The final syllable was accentuated by the mincing of blades yet again, and even the Quarren held no illusions about what would happen now. Exhausted and outclassed, the Gray Jedi could not stir himself to madness – not even to save his own life – for he felt no terror. The Tarenti scowled as he beat Lexiconus down, struggling to grasp a satisfaction which never arrived.

As the killing blow was struck, tearing the Quarren’s orange hide asunder, he did not fear death. His consciousness ceased, leaving only the darkness which Mawgath so worshipped - one which would never give him the closure he sought.
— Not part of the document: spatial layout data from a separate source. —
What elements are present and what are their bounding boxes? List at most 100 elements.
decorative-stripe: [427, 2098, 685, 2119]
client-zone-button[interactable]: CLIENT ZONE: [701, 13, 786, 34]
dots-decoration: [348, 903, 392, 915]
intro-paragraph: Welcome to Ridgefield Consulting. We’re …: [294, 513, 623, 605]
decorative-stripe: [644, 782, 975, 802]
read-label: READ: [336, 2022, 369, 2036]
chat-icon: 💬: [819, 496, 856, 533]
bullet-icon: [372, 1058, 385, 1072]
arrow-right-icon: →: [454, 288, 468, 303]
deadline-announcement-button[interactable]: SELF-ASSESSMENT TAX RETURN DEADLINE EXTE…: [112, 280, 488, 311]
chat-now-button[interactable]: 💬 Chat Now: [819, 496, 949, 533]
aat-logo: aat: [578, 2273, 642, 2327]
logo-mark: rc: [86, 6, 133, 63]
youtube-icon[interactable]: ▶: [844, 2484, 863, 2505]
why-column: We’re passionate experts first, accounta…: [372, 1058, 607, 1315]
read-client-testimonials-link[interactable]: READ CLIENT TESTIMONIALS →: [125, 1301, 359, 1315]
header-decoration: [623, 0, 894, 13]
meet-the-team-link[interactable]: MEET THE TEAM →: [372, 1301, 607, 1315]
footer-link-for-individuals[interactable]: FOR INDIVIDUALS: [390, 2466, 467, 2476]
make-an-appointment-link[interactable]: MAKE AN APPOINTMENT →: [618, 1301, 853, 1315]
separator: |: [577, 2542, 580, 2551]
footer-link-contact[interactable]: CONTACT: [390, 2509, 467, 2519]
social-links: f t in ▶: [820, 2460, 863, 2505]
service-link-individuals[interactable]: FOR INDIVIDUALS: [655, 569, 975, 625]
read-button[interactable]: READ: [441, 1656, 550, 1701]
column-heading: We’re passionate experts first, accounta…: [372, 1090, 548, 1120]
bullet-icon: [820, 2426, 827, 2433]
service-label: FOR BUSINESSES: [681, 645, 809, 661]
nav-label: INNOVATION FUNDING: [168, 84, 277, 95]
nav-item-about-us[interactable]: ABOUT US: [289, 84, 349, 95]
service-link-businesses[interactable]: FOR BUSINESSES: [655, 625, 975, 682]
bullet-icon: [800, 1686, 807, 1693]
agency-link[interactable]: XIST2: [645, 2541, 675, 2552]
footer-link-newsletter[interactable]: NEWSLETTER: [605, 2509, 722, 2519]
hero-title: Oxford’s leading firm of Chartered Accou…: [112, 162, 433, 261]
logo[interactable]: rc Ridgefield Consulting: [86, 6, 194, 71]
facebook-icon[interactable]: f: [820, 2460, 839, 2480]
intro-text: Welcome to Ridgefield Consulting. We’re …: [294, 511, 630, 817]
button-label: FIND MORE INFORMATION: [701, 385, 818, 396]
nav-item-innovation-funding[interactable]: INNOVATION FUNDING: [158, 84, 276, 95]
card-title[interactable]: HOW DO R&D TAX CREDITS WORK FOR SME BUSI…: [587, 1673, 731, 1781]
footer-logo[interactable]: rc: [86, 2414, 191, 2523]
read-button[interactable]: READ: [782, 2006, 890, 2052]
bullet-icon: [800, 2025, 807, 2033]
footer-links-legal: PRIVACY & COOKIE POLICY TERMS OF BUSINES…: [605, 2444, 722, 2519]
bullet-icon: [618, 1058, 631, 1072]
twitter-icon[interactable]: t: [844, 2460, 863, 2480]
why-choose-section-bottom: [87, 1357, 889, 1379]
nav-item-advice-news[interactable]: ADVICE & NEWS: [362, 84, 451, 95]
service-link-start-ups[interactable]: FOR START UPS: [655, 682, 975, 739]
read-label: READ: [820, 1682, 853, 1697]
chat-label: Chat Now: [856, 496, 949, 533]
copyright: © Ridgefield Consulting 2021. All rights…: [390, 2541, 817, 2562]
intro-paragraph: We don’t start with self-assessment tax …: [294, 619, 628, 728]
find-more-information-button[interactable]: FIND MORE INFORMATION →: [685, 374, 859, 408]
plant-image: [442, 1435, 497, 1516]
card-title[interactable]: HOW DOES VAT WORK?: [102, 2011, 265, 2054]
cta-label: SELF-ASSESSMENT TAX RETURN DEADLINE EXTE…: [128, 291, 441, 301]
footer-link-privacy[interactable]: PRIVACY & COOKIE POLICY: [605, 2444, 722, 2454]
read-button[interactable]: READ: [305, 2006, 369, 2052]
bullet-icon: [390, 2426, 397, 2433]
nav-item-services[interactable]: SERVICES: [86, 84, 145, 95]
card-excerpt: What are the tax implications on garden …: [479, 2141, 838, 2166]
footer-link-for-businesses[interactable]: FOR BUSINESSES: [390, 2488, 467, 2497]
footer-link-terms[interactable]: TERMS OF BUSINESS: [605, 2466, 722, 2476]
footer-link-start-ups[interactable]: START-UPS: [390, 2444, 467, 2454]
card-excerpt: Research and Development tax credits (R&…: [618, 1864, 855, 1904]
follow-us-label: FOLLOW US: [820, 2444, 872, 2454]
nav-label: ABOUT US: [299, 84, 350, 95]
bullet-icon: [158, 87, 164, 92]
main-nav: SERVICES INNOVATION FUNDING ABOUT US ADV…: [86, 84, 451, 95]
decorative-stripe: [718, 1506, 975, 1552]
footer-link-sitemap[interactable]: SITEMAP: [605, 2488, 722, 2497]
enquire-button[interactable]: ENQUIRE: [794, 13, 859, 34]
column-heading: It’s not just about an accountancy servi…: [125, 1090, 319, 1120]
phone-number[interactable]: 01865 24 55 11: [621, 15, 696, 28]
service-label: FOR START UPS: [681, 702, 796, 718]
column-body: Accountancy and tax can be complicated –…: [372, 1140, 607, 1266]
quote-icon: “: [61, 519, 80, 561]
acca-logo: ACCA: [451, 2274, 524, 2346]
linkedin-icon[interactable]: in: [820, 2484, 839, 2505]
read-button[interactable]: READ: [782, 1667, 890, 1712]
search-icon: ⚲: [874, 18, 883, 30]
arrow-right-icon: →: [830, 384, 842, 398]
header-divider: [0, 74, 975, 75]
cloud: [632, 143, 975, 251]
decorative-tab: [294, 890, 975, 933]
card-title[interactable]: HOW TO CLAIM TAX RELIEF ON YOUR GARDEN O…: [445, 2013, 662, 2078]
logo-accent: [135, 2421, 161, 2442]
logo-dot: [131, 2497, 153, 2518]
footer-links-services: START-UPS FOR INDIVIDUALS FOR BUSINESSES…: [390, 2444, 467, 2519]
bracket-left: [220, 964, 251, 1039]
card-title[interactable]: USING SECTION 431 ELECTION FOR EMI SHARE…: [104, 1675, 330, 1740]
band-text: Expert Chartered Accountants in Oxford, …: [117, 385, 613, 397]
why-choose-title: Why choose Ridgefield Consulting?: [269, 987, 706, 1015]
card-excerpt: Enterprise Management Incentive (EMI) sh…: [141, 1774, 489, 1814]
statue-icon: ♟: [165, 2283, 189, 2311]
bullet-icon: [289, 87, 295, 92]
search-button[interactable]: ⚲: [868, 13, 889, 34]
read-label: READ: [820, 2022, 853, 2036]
Lexiconus Qor died in that swamp, never succumbing to the terror which his murderer tried so desperately to inflict – and so it was that another passed into the Force, their death as hollow and as silent as the fallen logs of Dathomir.

Korroth, 2 March, 2017 12:27 AM UTC

Syntax

It suits one with your lifespan quit well

A minor typo, should be “quite well”.

Story

the earth-stained boulder, drenched flora-husks and swarming insects trickling from its filthy underbelly.

Loved this bit of yucky detail in the middle of the action sequence.

Realism

Impossible steps launched the Dark Jedi into a bounding leap

The situation established in the previous post and at the start of your post indicate that Mawgath is trapped in mud or quicksand. The way it’s been depicted so far, every movement sinks him deeper into the trap. While Rage has given Mawgath extraordinary strength, you still need to show how uses it to overcome the suction of the muck. Does he find purchase, pull on a branch or push off the bottom? You described how he stops sinking further, but your explanation of how he escaped still needed fleshing out to avoid this minor break in Realism.